Das Bild eines Vierjährigen mit Spielzeugpistole hat zu Recht für Empörung gesorgt. Weil es als Teaser für einen einseitig recherchierten, rassistischen Hetzartikel auf der Front eines einschlägig bekannten Magazins missbraucht wird.
Die mediale Antwort darauf ist allerdings keinen Deut besser: der gleiche Junge posiert statt mit Revolver nun mit besagtem Blatt, das ihm ein aus der Schweiz angereister Fotograf in die Hand gedrückt hat. Diesmal kommt das Bild als Teaser auf die Front der WOZ. — Wie die Weltwoche, missbraucht auch sie den Roma-Jungen für ihre eigenen Interessen.

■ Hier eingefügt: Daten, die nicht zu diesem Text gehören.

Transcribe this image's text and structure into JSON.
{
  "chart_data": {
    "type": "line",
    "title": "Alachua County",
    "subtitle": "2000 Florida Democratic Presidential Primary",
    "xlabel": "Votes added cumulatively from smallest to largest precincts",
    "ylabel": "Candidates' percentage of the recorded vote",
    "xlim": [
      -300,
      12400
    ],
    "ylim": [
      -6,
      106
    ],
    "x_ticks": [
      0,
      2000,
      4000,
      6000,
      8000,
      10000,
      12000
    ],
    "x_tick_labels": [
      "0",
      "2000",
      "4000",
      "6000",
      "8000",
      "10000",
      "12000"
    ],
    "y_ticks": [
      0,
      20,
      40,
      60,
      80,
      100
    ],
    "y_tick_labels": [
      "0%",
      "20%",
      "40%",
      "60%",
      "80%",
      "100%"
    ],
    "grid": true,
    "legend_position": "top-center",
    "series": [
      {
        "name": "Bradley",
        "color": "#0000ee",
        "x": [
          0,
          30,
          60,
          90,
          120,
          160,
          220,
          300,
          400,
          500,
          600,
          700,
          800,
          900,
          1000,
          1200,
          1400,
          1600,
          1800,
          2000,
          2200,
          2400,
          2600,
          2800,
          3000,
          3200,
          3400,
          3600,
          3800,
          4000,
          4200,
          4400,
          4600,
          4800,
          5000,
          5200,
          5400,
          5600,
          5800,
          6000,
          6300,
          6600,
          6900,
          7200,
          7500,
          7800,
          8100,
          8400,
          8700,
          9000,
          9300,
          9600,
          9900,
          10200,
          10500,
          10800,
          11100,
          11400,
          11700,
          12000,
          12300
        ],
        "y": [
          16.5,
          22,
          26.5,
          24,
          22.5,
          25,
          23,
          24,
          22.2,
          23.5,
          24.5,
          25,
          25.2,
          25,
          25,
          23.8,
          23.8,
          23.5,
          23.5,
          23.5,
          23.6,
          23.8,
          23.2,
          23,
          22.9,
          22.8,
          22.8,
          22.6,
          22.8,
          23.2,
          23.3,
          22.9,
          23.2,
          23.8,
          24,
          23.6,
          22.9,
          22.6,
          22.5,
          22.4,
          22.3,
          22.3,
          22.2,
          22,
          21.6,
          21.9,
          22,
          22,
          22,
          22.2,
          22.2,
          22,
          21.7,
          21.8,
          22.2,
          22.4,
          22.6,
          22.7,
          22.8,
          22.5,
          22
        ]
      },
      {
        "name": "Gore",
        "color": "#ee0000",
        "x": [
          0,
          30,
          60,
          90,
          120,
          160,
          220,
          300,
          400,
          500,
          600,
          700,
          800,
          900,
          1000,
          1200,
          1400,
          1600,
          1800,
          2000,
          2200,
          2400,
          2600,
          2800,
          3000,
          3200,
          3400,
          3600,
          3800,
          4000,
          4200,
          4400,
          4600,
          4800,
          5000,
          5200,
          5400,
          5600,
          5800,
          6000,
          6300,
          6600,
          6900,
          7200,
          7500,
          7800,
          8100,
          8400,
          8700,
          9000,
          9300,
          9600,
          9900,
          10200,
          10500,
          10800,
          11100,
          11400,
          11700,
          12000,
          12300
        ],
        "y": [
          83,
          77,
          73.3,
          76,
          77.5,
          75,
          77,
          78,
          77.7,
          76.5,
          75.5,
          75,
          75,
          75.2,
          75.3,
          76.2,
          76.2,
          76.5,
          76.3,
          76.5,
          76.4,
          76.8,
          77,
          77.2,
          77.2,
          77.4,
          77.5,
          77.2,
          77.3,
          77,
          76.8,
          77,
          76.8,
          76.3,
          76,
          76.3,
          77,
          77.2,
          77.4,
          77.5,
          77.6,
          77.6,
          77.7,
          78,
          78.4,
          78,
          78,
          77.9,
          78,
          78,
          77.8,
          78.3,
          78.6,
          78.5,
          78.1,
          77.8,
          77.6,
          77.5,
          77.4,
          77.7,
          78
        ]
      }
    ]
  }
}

Der Weltwoche dient er als „Symbol“ für die Roma-Verbrecherbanden, die unser Land angeblich zunehmend bedrohen. Abgesehen davon, dass der Artikel in bekannter Manier einem billigen und durchsichtigen Thesenjournalismus frönt, ist das Bild auch falsch: Romakinder, die von Banden zum Stehlen und Betteln ausgenützt werden, haben weder Zeit noch Musse, mit Spielzeugpistolen herumzutollen.
Solche Szenen sieht man hierzulande anderswo. So kann es vorkommen, dass man in einer familienfreundlichen Siedlung, wo pädagogische und anthroposophische Werte hoch gehalten werden, von den umsorgten Sprösslingen treu besorgter Eltern schweizerischer und deutscher Provenienz mit vorgehaltener Spielzeugwaffe begrüsst wird.
So gesehen ist es ein «Glücksfall», dass der Bub auf dem Bild tatsächlich ein Romakind ist. Wenn es auch im fernen Kosovo lebt. Von der Schweiz allerdings dürfte er vor zwei Wochen zum ersten Mal gehört haben. Und auf die Idee, ihn hier her zu schicken, um uns zu bestehlen, scheinen seine Eltern bisher auch nicht gekommen zu sein.
Dies berichten die Reporter der WOZ. Schnell hatten sie die Identität des Jungen herausgefunden und reisten in den Kosovo — verführt durch den raschen Recherche-Erfolg und die Zusage der Eltern, dass sie sich für eine Reportage zur Verfügung stellen würden. Allerdings kamen sie bald darauf mit einer allzu einfachen Geschichte nach Hause, die im Wesentlichen besagt: Entwarnung! Den Romas, die wir getroffen haben geht’s zwar hundsmiserabel, aber der kleine Bub und seine Familie bleiben trotzdem dort.
Während die Weltwoche Romas verteufelt und ihre Lebenssituation dabei völlig ausblendet, fokussiert die WOZ in ihrer Gegen-Geschichte einzig auf die prekären und ausweglosen Verhältnisse, in denen der Junge und seine Familie leben. Mehr nicht — leider.
Wenn schon ein durch die Weltwoche provozierter Artikel über das Thema, warum nicht eine gut recherchierte Hintergrundgeschichte, die eine Brücke schlägt und die Zusammenhänge aufzeigt zwischen der Marginalisierung der Roma und der Kriminalisierung eines ganzen Volkes?
Zugegeben, dies wäre aufwändiger gewesen, als die Reportagereise in den Kosovo. Und mit Sicherheit nicht so süffig und gut zu vermarkten wie der kleine herzige Junge mit dem Revolver(Blatt).